Y lo peor es que si, como es mi caso, no haces nada de esto, se te va creando una frustración que te reconcome por dentro. Porque es inevitable acabar pensando que, total, si todo el mundo (posiblemente tu mujer incluida) está convencido de que estás haciendo del mes de Julio un homenaje al Marqués de Sade, casi sería razonable hacerlo de verdad. Ya conocen el viejo adagio: “La mujer del César no sólo debe ser honesta, sino también parecerlo”. Pues esto es más o menos igual, pero al revés: ya que pareces un golfo, al menos golfea, que algo queda.
El problema es que ser un golfo me da una pereza tremenda. En serio. Si yo ya era un soso insoportable cuando estaba soltero, imagínense lo que 5 años de matrimonio, más otros 2 de convivencia en pecado han podido hacer en cuanto al apaciguamiento de mis costumbres. Lo que me pide el cuerpo es salir a correr un rato, o tirarme en el sofá y leer un poco, o ver un partido en la tele, ahora que hay mundial (qué satisfacción, el fútbol en verano; lo malo es que sólo pasa una vez cada dos años) mientras ceno un bocadillo de mortadela. Pero esto no se lo creen ni mis amigos, ni los compañeros de curro, y mucho me temo que tampoco mi mujer.

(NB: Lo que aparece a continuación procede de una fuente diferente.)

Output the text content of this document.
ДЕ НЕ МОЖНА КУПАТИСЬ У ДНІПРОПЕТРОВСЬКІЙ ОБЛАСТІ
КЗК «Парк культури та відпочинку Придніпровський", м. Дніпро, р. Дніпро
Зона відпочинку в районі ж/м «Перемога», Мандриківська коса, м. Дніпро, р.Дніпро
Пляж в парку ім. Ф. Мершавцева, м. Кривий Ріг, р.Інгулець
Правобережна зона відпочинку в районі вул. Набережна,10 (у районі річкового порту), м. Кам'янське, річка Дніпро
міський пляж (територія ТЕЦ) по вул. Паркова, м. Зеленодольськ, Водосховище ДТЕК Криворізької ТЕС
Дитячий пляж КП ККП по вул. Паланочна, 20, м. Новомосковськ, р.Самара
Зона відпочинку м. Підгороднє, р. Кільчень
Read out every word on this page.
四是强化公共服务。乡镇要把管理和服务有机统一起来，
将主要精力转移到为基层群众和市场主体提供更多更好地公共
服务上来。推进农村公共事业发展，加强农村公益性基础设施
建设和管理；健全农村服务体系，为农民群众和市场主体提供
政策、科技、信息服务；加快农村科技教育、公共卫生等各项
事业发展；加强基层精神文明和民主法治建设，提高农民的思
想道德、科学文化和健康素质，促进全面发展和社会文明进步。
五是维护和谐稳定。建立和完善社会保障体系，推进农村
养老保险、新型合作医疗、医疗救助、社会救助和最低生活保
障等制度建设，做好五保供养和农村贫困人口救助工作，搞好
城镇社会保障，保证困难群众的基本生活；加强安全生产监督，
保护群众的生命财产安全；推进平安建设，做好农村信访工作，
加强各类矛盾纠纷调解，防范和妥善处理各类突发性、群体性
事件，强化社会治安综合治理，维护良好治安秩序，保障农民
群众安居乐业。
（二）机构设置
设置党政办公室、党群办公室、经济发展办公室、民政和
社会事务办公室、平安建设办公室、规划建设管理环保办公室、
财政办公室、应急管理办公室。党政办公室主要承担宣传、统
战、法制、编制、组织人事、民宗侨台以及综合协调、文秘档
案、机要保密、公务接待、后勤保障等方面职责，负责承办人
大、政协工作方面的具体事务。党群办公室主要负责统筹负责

Y, bien pensado, no sé si prefiero esto o me gustaría la opción contraria. Es decir, si las alternativas son que tus compañeros crean que eres un crápula que andas enredado en algo tan gordo que ni siquiera te atreves a confesárselo a ellos (negándoles el más sagrado privilegio de la solidaridad masculina: contar los detalles de los escarceos con la especie contraria) o que crean que eres un ser a medio camino entre el hombre y la acelga que no encuentra nada mejor que hacer las noches de verano que quedarse en casa viendo la tele, leyendo o haciendo abdominales, en cualquier caso tu imagen saldrá malparada, pero en el primer caso, al menos, te quedará el consuelo de que ver que todo el mundo te mira con admiración y, por qué no decirlo, con cierta envidia; en el segundo, inspirarás algo parecido a la ... ¿lástima?
Así que ya ven. Me queda por delante todo el largo y cálido mes de Julio para sufrir en silencio la triste soledad de los Rodríguez, y para soportar pacientemente los pensamientos malintencionados de aquellos que están al corriente de mi situación.
No me digan que no les doy un poco de pena.
El Rey Imprudente – Geoffrey Parker
Hace 3 días
2 comentarios:
Pero vamos quien se va acreer este alegato al dolor de la soledad de Rodriguez???.
Eso si ni se te ocurra golfear que todo se sabe y despues a ver cómo lo haces bueno con tu mujer, digo.
Que sepas que tu santa cree ciegamente en ti y ademas te adora.
La imagen con los compañeros es otra historia,
pero seguro que a alguien que cuenta tantas (o al menos las escribe), no tendrá problemas para para salir del paso.